What will trading be like in 10 years and age questions

1) Will trading be a viable career in 10 years or will it all be quant stuff?

2) Can someone with no trading experience who is in his low 30s go through the training program or is this very unrealistic?

 

Serious question: How strong is your computer programming? If you don't want to do "quant stuff," then what other actual skills do you bring to the table?

I'm not a quant by any means... I'm a non-econ non-finance pure engineering major. That being said, there's no way I would have been hired by a prop shop two weeks ago, if I didn't have strong background in coding and have the potential to learn (but not do) "quant stuff."

 

Not necessarily asking about for myself, I mean will undergrads be able to go into these training programs as they do now and become traders or will it virtually all be for quants/grad students?

Will skills like quick math still be key (I think this is a big one now?) or will it all be computerized?

 
Best Response

What was the field like 10 years ago? People were waving paper tickets in a frenzy to buy stock in AOL and Pets.com.

What will the field be like in 10 years? In 10 years they might have AI software so intelligent that makes all traders completely unnecessary! It's not possible with todays hardware, but in 10 years when they have computers that are 32x more powerful than todays, who the hell knows?

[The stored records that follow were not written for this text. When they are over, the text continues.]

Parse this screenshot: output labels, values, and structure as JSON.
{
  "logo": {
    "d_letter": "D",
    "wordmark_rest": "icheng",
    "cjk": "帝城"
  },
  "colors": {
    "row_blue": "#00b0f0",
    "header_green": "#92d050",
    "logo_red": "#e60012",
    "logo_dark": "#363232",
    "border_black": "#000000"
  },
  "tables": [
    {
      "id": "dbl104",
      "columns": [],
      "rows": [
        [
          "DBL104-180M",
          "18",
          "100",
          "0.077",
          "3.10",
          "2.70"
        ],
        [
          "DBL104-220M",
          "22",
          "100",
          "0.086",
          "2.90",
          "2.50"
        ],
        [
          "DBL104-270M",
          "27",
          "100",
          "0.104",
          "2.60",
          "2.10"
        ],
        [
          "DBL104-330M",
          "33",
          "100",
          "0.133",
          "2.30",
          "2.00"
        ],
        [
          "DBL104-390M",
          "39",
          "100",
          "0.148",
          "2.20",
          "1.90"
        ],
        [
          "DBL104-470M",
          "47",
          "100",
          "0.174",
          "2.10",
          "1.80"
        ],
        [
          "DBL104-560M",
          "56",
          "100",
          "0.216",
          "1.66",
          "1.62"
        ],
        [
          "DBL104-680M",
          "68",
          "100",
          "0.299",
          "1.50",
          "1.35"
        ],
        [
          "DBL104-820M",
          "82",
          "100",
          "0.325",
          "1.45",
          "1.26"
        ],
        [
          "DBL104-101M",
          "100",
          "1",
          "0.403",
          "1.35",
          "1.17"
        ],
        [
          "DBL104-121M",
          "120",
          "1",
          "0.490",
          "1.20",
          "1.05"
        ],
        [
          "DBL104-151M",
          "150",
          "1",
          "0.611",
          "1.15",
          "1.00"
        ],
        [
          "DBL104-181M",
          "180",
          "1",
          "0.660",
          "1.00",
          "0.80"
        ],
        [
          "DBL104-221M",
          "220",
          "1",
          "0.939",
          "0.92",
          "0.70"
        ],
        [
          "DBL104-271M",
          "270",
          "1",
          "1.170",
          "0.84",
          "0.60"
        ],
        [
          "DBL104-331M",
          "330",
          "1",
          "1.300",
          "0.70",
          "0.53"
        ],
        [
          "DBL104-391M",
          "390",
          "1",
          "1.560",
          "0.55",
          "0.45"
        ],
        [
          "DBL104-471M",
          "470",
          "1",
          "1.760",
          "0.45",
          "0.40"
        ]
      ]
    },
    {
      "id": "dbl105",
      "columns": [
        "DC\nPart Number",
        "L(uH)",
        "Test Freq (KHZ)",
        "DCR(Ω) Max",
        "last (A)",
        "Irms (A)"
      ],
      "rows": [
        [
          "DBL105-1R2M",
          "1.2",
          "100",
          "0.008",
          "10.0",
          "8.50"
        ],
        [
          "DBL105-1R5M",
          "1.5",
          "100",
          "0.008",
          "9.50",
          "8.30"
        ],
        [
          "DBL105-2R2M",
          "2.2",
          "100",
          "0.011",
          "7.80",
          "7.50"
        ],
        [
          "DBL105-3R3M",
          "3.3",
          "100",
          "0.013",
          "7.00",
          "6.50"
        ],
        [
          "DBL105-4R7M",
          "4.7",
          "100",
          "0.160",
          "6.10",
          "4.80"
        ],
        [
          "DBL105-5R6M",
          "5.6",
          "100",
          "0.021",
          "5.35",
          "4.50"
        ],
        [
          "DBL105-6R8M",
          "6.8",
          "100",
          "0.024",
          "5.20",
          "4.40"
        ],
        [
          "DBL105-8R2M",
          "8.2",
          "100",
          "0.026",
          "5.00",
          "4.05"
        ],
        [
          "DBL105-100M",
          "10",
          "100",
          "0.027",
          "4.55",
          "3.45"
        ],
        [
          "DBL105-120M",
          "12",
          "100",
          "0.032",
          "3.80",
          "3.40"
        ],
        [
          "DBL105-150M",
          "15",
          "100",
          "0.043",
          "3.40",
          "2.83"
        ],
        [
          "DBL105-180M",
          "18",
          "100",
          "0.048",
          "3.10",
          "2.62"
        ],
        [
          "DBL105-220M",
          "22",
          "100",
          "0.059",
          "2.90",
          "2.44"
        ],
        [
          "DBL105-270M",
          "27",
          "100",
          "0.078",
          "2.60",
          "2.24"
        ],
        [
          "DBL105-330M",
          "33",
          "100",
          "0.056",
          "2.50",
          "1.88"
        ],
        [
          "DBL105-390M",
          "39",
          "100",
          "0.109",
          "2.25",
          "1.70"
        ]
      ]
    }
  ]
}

10 years is a long-ass time, for a field that is now waist-deep into computing, my friend. I follow the tech world with zeal and passion, and even I don't have the slightest clue what the next 10 years will bring for the internet, Google, Apple, Microsoft, Linux etc.

Trading, now being a field that depends on the most cutting edge computer software and hardware, is going to be extremely sensitive to everything that happens in Silicon Valley. There's no way for anyone to tell you what the field will be in 10 years because the Silicon Valley world grows exponentially.